Duas perguntas para: Ricardo Pires, gerente de comunicação e porta-voz global do Fundo das Nações Unidas para a Infância (Unicef)
Ricardo Pires, gerente de Comunicação e porta-voz global do Fundo das Nações Unidas para a Infância (Unicef)
Quais são os principais problemas de saúde das crianças em Gaza?
O risco de fome e de diversas doenças continua a ameaçar milhares de pessoas. Os dados mais recentes revelam que 96% da população, mais de dois milhões de pessoas, enfrenta uma insegurança alimentar aguda. Apenas 1% das crianças no norte de Gaza e 6% no sul receberam a diversidade alimentar recomendada nos últimos meses. As hostilidades também estão a sobrecarregar a capacidade dos serviços de saúde. Estima-se que 82% de todas as instalações de saúde foram danificadas ou destruídas. A deslocação em grande escala para zonas sem necessidades básicas aumenta ainda mais o risco de surtos de doenças transmissíveis, bem como de subnutrição. Os casos de sarna, erupções cutâneas, piolhos, catapora e pneumonia parecem estar aumentando entre as crianças.
Como o conflito afetou o acesso à educação?
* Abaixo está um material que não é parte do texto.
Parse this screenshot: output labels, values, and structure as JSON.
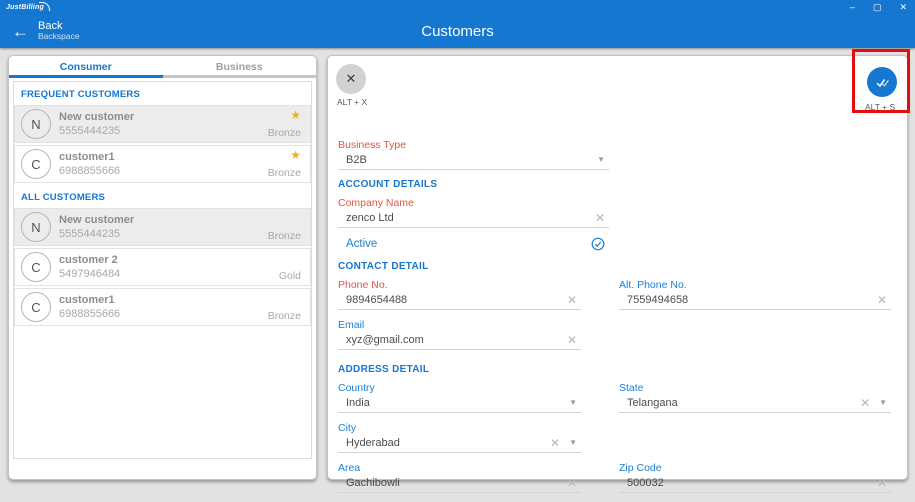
{
  "colors": {
    "header_blue": "#1577d0",
    "accent_blue": "#1a80d6",
    "required_red": "#e45341",
    "star_gold": "#e8b42a",
    "highlight_red": "#e30f0f"
  },
  "icons": {
    "back_arrow": "←",
    "minimize": "–",
    "maximize": "▢",
    "close": "✕",
    "star": "★",
    "clear": "✕",
    "dropdown": "▼",
    "close_form": "✕"
  },
  "window": {
    "logo": "JustBilling"
  },
  "header": {
    "back_label": "Back",
    "back_shortcut": "Backspace",
    "title": "Customers"
  },
  "left_panel": {
    "tabs": [
      {
        "label": "Consumer"
      },
      {
        "label": "Business"
      }
    ],
    "sections": [
      {
        "title": "FREQUENT CUSTOMERS",
        "items": [
          {
            "initial": "N",
            "name": "New customer",
            "phone": "5555444235",
            "tier": "Bronze"
          },
          {
            "initial": "C",
            "name": "customer1",
            "phone": "6988855666",
            "tier": "Bronze"
          }
        ]
      },
      {
        "title": "ALL CUSTOMERS",
        "items": [
          {
            "initial": "N",
            "name": "New customer",
            "phone": "5555444235",
            "tier": "Bronze"
          },
          {
            "initial": "C",
            "name": "customer 2",
            "phone": "5497946484",
            "tier": "Gold"
          },
          {
            "initial": "C",
            "name": "customer1",
            "phone": "6988855666",
            "tier": "Bronze"
          }
        ]
      }
    ]
  },
  "form": {
    "close_shortcut": "ALT + X",
    "save_shortcut": "ALT + S",
    "section_account": "ACCOUNT DETAILS",
    "section_contact": "CONTACT DETAIL",
    "section_address": "ADDRESS DETAIL",
    "fields": {
      "business_type": {
        "label": "Business Type",
        "value": "B2B"
      },
      "company_name": {
        "label": "Company Name",
        "value": "zenco Ltd"
      },
      "active": {
        "label": "Active"
      },
      "phone": {
        "label": "Phone No.",
        "value": "9894654488"
      },
      "alt_phone": {
        "label": "Alt. Phone No.",
        "value": "7559494658"
      },
      "email": {
        "label": "Email",
        "value": "xyz@gmail.com"
      },
      "country": {
        "label": "Country",
        "value": "India"
      },
      "state": {
        "label": "State",
        "value": "Telangana"
      },
      "city": {
        "label": "City",
        "value": "Hyderabad"
      },
      "area": {
        "label": "Area",
        "value": "Gachibowli"
      },
      "zip": {
        "label": "Zip Code",
        "value": "500032"
      }
    }
  }
}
O impacto foi catastrófico. Quarenta e cinco mil crianças do primeiro ano foram impedidas de iniciar as aulas este mês, juntando-se a outras 625 mil que já foram impedidas de viver um ano letivo completo e, com o conflito ainda em curso, correm um elevado risco de passar um segundo ano sem educação. Entre os alunos que não puderam frequentar as aulas nos últimos meses estão 39 mil alunos que não realizaram os exames Tawjihi (um teste do ensino secundário). Esta é a primeira vez em décadas que uma turma de formandos passa por isso. Para os idosos, a interrupção gerou incerteza e ansiedade. Sem escola, correm maior risco de exploração, trabalho infantil, casamento precoce e outras formas de abuso, e podem abandonar a escola permanentemente. Para as crianças mais novas, a situação ameaça o seu desenvolvimento cognitivo, social e emocional. Os pais relatam impactos na saúde mental e psicossocial. Além da destruição física, a falta de materiais didáticos impede a eficácia de soluções temporárias. Além disso, muitos professores foram mortos ou desalojados. (IA)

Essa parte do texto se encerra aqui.